L’IDA, pourquoi ?

La Banque internationale pour la reconstruction et le développement, plus connue sous le nom de Banque mondiale, a été fondée en 1944 pour aider l’Europe à se relever de la dévastation de la Seconde Guerre mondiale.

Le succès de l’entreprise a conduit la Banque quelques années plus tard à tourner son attention vers les pays en développement. Durant les années 50, il est devenu clair que les pays en développement les plus pauvres devaient bénéficier de conditions plus souples que celles que pouvait alors offrir la Banque pour pouvoir emprunter les capitaux dont ils avaient besoin pour se développer. Ce constat a conduit à la création de l’IDA en 1960.

Aujourd’hui, l’IDA est reconnue comme une institution mondiale capable d’entraîner des transformations comme aucun pays donateur ne pourrait à lui seul le faire.

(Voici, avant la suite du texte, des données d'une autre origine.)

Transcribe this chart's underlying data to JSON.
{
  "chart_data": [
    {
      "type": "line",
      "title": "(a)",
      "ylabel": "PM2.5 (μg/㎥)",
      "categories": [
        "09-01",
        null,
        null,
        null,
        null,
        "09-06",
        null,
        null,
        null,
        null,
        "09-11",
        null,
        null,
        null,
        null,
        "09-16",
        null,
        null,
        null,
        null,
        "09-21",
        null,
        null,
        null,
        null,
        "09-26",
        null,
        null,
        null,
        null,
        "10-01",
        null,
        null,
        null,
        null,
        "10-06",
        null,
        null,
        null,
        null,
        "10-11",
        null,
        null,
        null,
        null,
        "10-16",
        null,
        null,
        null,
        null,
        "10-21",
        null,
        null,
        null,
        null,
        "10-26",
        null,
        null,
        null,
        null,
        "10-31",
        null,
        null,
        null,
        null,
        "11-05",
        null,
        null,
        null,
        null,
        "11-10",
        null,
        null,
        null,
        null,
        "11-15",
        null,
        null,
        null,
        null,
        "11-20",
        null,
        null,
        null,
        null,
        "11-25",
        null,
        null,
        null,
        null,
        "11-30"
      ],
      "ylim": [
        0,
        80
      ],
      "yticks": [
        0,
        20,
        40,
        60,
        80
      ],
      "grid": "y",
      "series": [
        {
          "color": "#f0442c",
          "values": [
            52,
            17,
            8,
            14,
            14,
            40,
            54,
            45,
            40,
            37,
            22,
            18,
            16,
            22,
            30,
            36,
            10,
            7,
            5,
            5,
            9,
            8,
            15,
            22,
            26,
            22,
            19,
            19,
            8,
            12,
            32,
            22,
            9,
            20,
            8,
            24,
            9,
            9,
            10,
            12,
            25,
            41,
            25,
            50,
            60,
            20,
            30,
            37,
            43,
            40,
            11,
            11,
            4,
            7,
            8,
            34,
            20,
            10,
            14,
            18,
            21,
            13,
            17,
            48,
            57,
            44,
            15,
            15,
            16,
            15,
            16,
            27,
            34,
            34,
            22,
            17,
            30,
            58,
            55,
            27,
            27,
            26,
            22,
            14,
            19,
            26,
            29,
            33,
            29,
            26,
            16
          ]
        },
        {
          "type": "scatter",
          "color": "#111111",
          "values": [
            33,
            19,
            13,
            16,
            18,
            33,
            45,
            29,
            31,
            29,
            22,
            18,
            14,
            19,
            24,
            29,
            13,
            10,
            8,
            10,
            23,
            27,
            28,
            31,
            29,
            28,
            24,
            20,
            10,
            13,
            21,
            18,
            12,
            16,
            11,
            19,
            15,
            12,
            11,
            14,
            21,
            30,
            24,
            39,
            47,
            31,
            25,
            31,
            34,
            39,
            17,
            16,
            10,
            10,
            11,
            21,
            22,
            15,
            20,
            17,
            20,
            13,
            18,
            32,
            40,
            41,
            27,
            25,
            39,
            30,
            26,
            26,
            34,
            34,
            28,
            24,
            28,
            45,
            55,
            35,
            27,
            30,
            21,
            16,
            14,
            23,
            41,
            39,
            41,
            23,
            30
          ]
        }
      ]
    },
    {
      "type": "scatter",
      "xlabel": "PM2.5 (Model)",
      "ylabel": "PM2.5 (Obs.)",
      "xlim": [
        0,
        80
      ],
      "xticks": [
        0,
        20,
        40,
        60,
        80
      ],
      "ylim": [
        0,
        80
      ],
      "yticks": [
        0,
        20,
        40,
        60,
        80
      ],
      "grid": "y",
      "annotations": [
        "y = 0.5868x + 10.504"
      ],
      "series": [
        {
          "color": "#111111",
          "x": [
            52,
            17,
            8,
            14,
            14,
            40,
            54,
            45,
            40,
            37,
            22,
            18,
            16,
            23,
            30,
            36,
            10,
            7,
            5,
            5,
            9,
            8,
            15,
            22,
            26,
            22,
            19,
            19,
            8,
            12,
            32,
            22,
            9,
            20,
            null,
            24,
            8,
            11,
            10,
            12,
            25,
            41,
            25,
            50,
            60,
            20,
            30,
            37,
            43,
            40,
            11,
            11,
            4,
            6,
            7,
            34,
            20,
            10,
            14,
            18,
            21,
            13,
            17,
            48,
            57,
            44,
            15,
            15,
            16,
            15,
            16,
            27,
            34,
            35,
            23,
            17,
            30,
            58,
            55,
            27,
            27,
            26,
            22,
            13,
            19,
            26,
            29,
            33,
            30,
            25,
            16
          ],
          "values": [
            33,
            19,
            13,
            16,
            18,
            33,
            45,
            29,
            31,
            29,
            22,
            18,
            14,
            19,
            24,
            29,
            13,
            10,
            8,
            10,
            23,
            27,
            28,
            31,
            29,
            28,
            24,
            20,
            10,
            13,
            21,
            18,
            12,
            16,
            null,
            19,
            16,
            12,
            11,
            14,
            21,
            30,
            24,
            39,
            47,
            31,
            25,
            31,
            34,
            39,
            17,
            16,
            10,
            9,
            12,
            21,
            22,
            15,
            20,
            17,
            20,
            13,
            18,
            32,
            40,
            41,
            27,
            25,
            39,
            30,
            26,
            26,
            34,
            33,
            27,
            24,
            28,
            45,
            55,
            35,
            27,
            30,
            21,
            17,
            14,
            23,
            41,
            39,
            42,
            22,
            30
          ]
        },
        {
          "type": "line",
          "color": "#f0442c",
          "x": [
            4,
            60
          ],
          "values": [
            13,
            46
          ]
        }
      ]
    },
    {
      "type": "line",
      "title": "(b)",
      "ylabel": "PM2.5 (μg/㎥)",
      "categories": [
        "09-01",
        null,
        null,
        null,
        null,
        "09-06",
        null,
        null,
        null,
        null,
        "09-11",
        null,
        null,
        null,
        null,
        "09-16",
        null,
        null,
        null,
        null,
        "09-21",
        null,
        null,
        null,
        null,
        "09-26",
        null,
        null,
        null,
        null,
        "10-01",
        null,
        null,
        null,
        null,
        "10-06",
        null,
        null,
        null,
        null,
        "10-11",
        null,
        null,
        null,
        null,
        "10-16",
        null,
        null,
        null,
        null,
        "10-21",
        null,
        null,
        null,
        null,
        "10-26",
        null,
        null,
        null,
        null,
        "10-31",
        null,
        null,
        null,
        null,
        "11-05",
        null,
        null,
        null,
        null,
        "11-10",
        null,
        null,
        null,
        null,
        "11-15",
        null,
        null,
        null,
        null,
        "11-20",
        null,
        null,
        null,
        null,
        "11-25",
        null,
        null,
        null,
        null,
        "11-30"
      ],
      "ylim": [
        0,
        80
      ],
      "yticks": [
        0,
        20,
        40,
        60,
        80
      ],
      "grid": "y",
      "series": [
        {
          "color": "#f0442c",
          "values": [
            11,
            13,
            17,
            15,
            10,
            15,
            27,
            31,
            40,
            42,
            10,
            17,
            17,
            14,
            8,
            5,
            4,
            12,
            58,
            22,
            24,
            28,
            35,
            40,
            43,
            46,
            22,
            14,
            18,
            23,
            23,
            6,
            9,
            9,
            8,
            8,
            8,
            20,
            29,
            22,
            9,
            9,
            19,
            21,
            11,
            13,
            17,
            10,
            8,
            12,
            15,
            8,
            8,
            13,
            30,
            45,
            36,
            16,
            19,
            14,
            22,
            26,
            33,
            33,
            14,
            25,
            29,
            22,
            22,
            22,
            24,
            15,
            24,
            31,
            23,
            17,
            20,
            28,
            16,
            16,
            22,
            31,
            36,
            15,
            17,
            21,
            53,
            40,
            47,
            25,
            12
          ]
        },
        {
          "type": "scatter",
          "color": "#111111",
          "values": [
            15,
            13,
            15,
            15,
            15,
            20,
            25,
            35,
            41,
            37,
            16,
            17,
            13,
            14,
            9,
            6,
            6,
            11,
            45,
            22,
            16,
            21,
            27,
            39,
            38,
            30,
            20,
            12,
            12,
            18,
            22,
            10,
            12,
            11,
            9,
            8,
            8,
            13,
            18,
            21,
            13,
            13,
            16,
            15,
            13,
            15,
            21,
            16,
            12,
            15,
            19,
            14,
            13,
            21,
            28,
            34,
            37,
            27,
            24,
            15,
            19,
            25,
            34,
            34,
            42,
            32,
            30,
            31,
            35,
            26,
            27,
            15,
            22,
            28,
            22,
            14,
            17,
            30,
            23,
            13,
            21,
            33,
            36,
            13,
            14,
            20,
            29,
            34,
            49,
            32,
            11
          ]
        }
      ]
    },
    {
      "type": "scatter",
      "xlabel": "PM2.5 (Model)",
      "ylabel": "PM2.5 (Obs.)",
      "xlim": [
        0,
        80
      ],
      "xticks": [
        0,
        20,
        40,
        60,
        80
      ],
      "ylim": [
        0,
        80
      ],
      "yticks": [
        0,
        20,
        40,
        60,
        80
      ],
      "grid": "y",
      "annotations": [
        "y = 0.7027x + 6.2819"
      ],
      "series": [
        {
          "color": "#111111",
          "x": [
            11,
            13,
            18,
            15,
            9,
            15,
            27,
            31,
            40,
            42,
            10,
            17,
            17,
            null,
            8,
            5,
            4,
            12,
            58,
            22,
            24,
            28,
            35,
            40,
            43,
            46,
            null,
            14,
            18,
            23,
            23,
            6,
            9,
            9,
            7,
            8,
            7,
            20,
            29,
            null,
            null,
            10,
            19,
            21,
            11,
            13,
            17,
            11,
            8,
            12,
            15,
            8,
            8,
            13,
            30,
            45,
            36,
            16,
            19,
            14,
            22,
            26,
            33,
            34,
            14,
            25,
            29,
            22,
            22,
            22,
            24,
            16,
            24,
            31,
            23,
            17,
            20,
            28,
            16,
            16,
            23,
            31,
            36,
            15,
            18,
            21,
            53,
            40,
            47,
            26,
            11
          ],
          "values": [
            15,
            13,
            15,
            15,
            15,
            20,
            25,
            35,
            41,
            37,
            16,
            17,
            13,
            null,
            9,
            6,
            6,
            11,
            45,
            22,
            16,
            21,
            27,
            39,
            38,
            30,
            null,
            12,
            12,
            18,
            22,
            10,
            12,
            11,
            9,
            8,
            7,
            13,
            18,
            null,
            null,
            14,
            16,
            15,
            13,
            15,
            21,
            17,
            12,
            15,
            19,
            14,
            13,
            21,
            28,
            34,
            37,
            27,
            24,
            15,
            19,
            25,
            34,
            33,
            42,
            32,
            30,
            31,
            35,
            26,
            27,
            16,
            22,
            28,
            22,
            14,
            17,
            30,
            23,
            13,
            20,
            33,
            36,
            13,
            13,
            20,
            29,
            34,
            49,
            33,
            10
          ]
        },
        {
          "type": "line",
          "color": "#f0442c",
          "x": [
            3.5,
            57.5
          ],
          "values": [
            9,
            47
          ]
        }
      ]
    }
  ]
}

  • L’IDA est chef de file dans la lutte contre les grands problèmes planétaires. De l’appui à l’adaptation au changement climatique à la création d’emplois pour réinsérer des excombattants dans la société, l’IDA rassemble les énergies de tous pour gérer des problèmes difficiles dans l’intérêt général et contribuer à rendre le monde plus sûr.
  • L’IDA exerce un rôle transformationnel. L’IDA aide les pays à développer des solutions qui ont littéralement redessiné le paysage du développement — depuis l’introduction historique de solutions agricoles dans les années 70 en Asie du Sud pour des millions d’habitants menacés de famine, à son action de pionnier dans les domaines de l’allégement de dette et de l’élimination des additifs au plomb dans l’essence.
  • L’IDA s’engage sur le long terme. L’IDA reste dans le pays après le départ des caméras, en privilégiant la croissance à long terme et la capacité à pérenniser les résultats.
  • Lorsque les plus pauvres sont ignorés parce que les servir n’est pas rentable, l’IDA peut faire la différence. L’IDA offre dignité et qualité de vie, en apportant eau potable, électricité et toilettes à des centaines de millions de pauvres.
  • L’IDA rend le monde plus accueillant pour les jeunes filles et les femmes. L’IDA œuvre à inverser des millénaires de discrimination sexuelle en scolarisant les filles, en aidant les femmes à accéder au crédit pour créer de petites entreprises et en contribuant ce faisant à améliorer les perspectives économiques de familles et de communautés entières.
  • En coopération avec le Groupe de la Banque mondiale, l’IDA met en œuvre une approche intégrée du développement. L’IDA aide à créer des environnements propices à faire naître le changement et où le secteur privé peut stimuler l’investissement.
  • En matière de transparence, l’IDA est par ailleurs un leader mondial et fait, plus que n’importe quelle autre organisation internationale, l’objet d’évaluations indépendantes particulièrement strictes. En 2014, l’IDA s’est hissée pour la première fois dans la catégorie de performance la plus élevée de l’Indice de transparence de l’aide, où elle se situe au 4e rang sur 17 organisations multilatérales ; elle figure parmi les six organisations qui ont obtenu un score de plus de 80 % pour le niveau des informations fournies à l’échelon des projets.
  • Une autre évaluation conduite en 2014 par Center for Global Development et Brookings Institution désigne l’IDA comme l’un des bailleurs d’aide au développement les plus performants de la communauté internationale, citant les faibles coûts administratifs de l’IDA, le caractère plus prévisible de ses apports d’aide et la taille relativement plus importante des projets qu’elle finance comparé aux projets d’autres donateurs.
  • Enfin, une enquête réalisée en 2015 par AidData auprès des décideurs de 126 pays à faible revenu et à revenu intermédiaire classe la Banque mondiale au 1er rang de 56 donateurs bilatéraux et institutions multilatérales compte tenu de son influence dans l’orientation de l’action publique des pays en développement. Selon ce rapport, l’efficacité de l’action de la Banque mondiale est sans commune mesure avec son coût.

Dans un environnement qui contraint sévèrement les finances des bailleurs de fonds, ceux-ci doivent intensifier et améliorer encore leur utilisation des mécanismes multilatéraux et, parmi ceux-ci, l’IDA fait figure de leader.